For streaming, you can use `curl` with `-N` to see incremental output:

```bash
curl -N -X POST http://localhost:8000/chat-stream \
     -H "Content-Type: application/json" \
     -d '{"prompt": "Tell me a short joke."}'
```


## 8️⃣  Deploying to the Cloud or Docker

Once you’re happy locally, you can:

- **Dockerize** the app:
  ```dockerfile
  FROM python:3.10-slim
  WORKDIR /app
  COPY requirements.txt .
  RUN pip install -r requirements.txt
  COPY . .
  CMD ["uvicorn", "main:app", "--host", "0.0.0.0", "--port", "80"]
  ```
- **Deploy** to a cloud platform (e.g., AWS Lambda via AWS‑SAM, Google Cloud Run, or Azure Functions). FastAPI is fully compatible with ASGI servers, so the transition is smooth.

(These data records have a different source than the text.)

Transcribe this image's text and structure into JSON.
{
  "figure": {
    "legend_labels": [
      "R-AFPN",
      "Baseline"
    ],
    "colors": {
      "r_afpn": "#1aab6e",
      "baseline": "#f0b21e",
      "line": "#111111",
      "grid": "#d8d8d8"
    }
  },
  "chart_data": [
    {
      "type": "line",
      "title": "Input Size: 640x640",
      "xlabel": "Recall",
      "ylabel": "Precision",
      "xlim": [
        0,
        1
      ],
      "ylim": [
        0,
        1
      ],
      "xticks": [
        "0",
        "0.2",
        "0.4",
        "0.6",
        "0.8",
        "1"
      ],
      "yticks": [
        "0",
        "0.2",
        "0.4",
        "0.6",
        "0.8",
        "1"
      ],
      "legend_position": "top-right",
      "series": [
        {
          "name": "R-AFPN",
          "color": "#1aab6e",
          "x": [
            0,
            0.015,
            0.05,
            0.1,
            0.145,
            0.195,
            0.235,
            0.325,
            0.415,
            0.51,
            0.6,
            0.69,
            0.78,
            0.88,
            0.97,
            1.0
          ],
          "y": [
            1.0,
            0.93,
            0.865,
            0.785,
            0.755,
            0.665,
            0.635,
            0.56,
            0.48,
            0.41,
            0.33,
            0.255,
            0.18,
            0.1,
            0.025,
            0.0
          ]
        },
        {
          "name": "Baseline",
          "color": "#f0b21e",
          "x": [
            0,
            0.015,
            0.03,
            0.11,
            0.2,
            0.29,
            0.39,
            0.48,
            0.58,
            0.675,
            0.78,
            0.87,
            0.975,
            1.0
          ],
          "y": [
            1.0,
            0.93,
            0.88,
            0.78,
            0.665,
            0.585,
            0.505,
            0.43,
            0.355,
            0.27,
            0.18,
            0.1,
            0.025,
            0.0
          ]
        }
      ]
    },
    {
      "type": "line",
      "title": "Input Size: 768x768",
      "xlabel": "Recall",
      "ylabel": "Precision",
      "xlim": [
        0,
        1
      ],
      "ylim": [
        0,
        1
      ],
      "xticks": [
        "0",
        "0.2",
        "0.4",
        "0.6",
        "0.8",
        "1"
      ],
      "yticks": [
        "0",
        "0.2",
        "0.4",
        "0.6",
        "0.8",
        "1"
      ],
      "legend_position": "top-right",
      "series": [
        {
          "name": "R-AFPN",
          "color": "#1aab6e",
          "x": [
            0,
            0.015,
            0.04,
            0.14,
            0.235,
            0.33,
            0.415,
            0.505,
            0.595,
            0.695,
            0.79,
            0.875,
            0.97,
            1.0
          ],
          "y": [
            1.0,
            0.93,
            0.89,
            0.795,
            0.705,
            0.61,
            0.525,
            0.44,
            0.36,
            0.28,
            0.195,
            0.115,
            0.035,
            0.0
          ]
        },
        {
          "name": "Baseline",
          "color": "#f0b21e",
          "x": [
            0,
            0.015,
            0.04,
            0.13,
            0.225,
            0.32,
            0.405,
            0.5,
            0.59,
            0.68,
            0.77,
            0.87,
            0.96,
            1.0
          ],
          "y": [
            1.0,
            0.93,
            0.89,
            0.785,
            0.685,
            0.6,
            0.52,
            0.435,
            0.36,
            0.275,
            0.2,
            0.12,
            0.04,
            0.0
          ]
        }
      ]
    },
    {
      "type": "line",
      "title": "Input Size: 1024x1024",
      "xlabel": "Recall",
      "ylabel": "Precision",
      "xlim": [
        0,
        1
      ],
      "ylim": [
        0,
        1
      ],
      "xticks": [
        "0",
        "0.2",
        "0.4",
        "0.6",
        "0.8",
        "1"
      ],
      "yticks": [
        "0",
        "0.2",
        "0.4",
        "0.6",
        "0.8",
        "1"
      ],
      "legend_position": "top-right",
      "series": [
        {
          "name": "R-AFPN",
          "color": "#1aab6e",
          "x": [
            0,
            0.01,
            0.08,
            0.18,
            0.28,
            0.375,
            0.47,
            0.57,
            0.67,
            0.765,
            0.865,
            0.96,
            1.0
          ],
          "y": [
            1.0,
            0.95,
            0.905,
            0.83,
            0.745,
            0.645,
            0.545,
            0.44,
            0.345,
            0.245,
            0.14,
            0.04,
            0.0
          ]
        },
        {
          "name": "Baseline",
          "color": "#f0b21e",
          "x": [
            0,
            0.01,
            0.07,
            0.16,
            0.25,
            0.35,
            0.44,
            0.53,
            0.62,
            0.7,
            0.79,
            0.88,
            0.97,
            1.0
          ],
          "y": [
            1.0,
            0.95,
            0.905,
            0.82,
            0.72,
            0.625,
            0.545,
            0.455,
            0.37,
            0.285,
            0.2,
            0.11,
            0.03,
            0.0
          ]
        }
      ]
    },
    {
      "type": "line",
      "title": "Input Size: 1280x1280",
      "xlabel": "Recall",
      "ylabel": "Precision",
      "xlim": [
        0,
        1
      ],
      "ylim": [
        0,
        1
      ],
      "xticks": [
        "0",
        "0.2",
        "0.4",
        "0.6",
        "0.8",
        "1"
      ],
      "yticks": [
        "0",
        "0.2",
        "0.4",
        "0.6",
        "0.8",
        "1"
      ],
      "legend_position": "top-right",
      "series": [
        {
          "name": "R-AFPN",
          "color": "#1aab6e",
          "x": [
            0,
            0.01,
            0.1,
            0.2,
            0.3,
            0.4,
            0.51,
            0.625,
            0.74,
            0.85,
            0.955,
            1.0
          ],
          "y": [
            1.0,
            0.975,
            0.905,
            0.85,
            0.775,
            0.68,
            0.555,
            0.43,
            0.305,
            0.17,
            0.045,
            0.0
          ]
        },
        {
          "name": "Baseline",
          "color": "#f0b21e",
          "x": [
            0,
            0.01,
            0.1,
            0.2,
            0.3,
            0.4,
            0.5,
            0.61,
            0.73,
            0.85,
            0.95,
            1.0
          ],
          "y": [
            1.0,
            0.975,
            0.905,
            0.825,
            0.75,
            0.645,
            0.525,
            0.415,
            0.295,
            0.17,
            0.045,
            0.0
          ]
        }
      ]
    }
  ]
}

💡 **Tip**: Use environment variables to pass the `HF_TOKEN` securely in production.


## Knowledge Check

Test your understanding with these questions:


### Question 1

Which library is required to load GGUF models in Hugging Face Transformers?

A. torch
B. transformers
C. accelerate
D. huggingface_hub

**Answer:** B

**Explanation:** The `transformers` library provides the `AutoModelForCausalLM.from_pretrained` method that supports GGUF format via the `trust_remote_code=True` flag.